Kegler spam

Kegler apparently has a script to auto-spam this site with content from his blog, explicitly ignores replies here, and flouts the policy on front-page posts. Is there a chance we can automatically reject his abuse?

16 Comments

+1

I assume you are ranting about Jeffrey Kegler. Where is the problem? I enjoy his posts and have no idea why you consider them spam.

Whether someone automates the posting-process or not is completely irrelevant for judging the contents of the posts.

I see no indication of him ignoring comments and even if he would ignore them, I couldn't see any reason to call this "abuse".

Finally, unfortunately the majority of authors here ignores the "policy" on front-page posts.

@confuseAcat: At least I am massively disturbed by his super long posts. Full ack from me to educated_foo.

(Besides I am missing a "like" button ever since here. I think chimerix does too)

I would vote for a default way of shortening front-page posts and even for an enforced maximum. (But I will not implement it though...)

I'm disturbed by people disturbed by long posts they can just skip with a single button.

How can I flag this post as "abuse [of my time]"?

We are aware that some posts on blogs.perl.org are a little long for convenient skimming from the front page. We're contacting some of the people concerned with a friendly reminder that splitting posts up is helpful for readers, and we're also investigating technical approaches to dealing with long posts.

I don't think that Jeff Kegler is the worst offender by far. And I really don't think it is helpful to describe his posts as spam.

If you want to alert us to any kind of problem with the site then the feedback link is the best way to do it.

Personally, I find his posts fascinating and are glad they are here. It is refreshing to see original research implemented for and usable by Perl.

Now if only we could use his parser instead of perl's toke.c and yacc...


This ignorant topic is more the spam.

I enjoy reading Jeffrey's posts and am grateful that he re-posts here else I might miss some of his articles.

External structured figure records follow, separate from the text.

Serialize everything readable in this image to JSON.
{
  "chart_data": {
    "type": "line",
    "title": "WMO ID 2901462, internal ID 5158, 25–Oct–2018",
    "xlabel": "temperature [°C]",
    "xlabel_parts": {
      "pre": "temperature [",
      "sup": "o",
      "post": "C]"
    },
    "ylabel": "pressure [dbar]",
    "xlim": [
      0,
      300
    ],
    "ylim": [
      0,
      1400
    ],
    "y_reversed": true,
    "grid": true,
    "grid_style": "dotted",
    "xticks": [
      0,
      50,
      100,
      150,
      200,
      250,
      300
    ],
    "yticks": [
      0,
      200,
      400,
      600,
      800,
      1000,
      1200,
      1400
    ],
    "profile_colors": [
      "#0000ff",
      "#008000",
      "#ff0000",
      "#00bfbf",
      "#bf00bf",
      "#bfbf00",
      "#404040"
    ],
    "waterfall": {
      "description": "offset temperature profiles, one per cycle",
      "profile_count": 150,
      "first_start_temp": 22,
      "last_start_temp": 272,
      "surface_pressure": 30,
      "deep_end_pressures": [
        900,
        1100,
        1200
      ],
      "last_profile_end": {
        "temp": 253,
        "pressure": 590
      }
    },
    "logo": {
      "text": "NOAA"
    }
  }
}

Technically his posts aren't spam.

From what I can tell of the complaints in the above comments and the OP: the issue is a subjective view of how long posts should be not of the actual content of the posts.

Personally I don't care if the post is 5 characters long or 2,000 lines long. I have a news aggregators that allow me to choose which articles to read regardless of length. YMMV

Kegler's posts are most definitely *NOT* spam. They are well-thought-out, well-reasoned, and well-written articles on a very difficult area of computation. That he's taking the time to bring the bleeding-edge of parsers to Perl say a lot about the Perl community.

Unlike this post.

We are aware that some posts on blogs.perl.org are a little long for convenient skimming from the front page. We're contacting some of the people concerned with a friendly reminder that splitting posts up is helpful for readers, and we're also investigating technical approaches to dealing with long posts.

With due respect, I thought autosplitting is already there in MT, just not enabled in the front page. Enabling it shouldn't be far more complex than setting a variable or clicking a checkbox button, should it? Instead, months have gone by without any change.

Enabling it shouldn't be far more complex than setting a variable or clicking a checkbox button, should it?

I've just been through all of the configuration settings (again) and I can't see any way to do this.

Perhaps I'm missing something obvious, so please tell me how I turn this on. If it helps, we're running "Movable Type Pro version 4.38 with: Community Pack 1.66, Professional Pack 1.32".

The front page is not actually generated by MT anyway, Dave and Steven.

What kind of button ore you talking about? (The off-Button on my PC?)

I enjoy seeing Jeffrey's posts. I don't always read them but I'm very happy he's doing his research using perl. I don't consider them spam. I don't consider this post to be spam either, but it could have been more nicely worded by the OP. I don't mind scrolling past Jeffrey's long posts, but seeing as how there's a front page policy, I think Dave Cross's comment to the effect that Jeffrey's being contacted about it is appropriate.

In most programs it's the keyboard button "J", or just click "Next".